Comecei há tempo a ler uma grande biografia de Picasso que continuou em stand-by ...

Excerto.

Após uma visita de Marie-Thérése a Dora Maar
....
   - Há muito tempo que me prometes casamento - disse-lhe ela tranquilamente . - (Marie-Therése)
Talvez pudesses tratar do teu divórcio .
   Picasso defendeu-se como podia : tinha sessenta e um anos. Já não tinha idade para casar. foi então que apareceu subitamente Dora. Ela queria intervir na discussão, mostrar que a questão do casamento  de Pablo com Marie-Thérèse nem sequer se punha :
   - Mas então Picasso, tu amas-me - dizia-lhe ela.
    Então Picasso, que se sentia intimidado a escolher, aplicou o golpe de misericórdia a Dora e disse-lhe :
   - Dora, sabes bem que a única que amo é Marie-Thérèse , aqui presente ...
    Esta última tirou da declaração do amante a força necessáriaa para dizer a Dora, apontando-lhe a porta:
   - E agora, saia !
   Que se iria passar? Picasso saboreou aquele instante.
    Dora recusou sair.
Marie-Thérèse voltou a pressioná-la.
Nova recusa.
As das mulheres empurram-se violentamente e deram uma bofetada uma à outra.
Mas Marie-Thèrèse, que fazia ginástica e tinha uma musculatura mais desenvolvida, era decididamente mais forte.
   Um empurrão lançou Dora para o patamar e a porta fechou-se com um estrondo.
   E em seguida ?
   Em seguida, nada se passou. Marie-Thérèse, depois de ter  ouvido Pablo dizer-lhe: «Sabes o  quanto te amo», fórmula em que não era avaro, restava-lhe descer, como habitualmente, as escadas do metropolitano, onde se juntava à enchente de passageiros ... Dora voltou para a Rue de Savoiene deitou-se na cama.

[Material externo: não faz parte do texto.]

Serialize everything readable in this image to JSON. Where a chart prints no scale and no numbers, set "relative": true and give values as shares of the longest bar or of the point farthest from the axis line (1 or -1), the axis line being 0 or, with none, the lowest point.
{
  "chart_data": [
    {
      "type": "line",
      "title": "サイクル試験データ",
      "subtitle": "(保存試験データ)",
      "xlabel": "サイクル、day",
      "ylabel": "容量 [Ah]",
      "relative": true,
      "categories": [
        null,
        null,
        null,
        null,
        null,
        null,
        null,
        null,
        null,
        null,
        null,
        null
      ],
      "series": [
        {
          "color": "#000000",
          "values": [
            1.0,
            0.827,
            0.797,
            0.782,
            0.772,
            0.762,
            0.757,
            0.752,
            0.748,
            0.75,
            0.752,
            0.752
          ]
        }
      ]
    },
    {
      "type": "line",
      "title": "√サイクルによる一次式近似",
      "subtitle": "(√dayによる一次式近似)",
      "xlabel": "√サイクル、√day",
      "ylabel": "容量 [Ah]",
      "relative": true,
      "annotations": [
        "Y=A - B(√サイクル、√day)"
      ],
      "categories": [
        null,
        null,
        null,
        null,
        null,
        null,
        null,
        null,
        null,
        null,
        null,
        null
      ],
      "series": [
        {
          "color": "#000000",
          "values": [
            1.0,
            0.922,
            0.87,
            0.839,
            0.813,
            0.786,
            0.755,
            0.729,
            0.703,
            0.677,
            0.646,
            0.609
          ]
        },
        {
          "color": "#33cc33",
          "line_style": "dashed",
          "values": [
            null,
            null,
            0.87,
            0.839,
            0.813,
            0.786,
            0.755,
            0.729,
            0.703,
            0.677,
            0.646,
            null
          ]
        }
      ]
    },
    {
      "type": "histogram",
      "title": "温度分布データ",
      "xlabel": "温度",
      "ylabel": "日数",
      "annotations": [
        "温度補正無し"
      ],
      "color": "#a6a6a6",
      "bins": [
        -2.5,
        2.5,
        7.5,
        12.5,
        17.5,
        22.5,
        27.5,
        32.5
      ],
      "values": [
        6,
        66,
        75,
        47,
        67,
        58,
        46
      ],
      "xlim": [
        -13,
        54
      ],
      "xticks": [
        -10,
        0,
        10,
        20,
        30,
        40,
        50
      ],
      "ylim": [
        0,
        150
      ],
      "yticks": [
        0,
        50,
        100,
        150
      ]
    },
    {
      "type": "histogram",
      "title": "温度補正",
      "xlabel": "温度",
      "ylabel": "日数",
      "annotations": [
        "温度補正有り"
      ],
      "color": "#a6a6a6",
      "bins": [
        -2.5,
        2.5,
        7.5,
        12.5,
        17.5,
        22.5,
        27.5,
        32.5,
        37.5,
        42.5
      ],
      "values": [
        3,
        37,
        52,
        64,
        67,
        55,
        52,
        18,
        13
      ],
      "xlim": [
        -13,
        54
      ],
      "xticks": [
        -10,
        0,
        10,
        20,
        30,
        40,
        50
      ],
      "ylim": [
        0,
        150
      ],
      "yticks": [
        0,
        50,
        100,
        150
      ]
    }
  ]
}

Choraria durante muito tempo.
No dia seguinte, Pablo telefonou a Dora Maar para o ritual do almoço no Catalan, como se não tivesse passado nada. Mas, no fim de contas, segundo as suas pr´prias palavras, não são as mulheres«máquinas de sofrer»?



...

Eu,  acrescento no dia de hoje, querido Pablo, 45 anos após a tua morte, 8 de Abril de 1973,  meu" monstro" de duplo sentido, que a relação homem/mulher , mudou . Não tanto como o desejado, mas as relações sadomasoquistas e outros sentimentos,  fazem parte da natureza humana ...
Já fiz viagens para ver exposições tuas. Para esta em Londres não dá....  Na minha tão gostosa Tate. Aguardo o catálogo. 


* Clara Ferreira Alves
Imagens do texto na Revista do Expresso.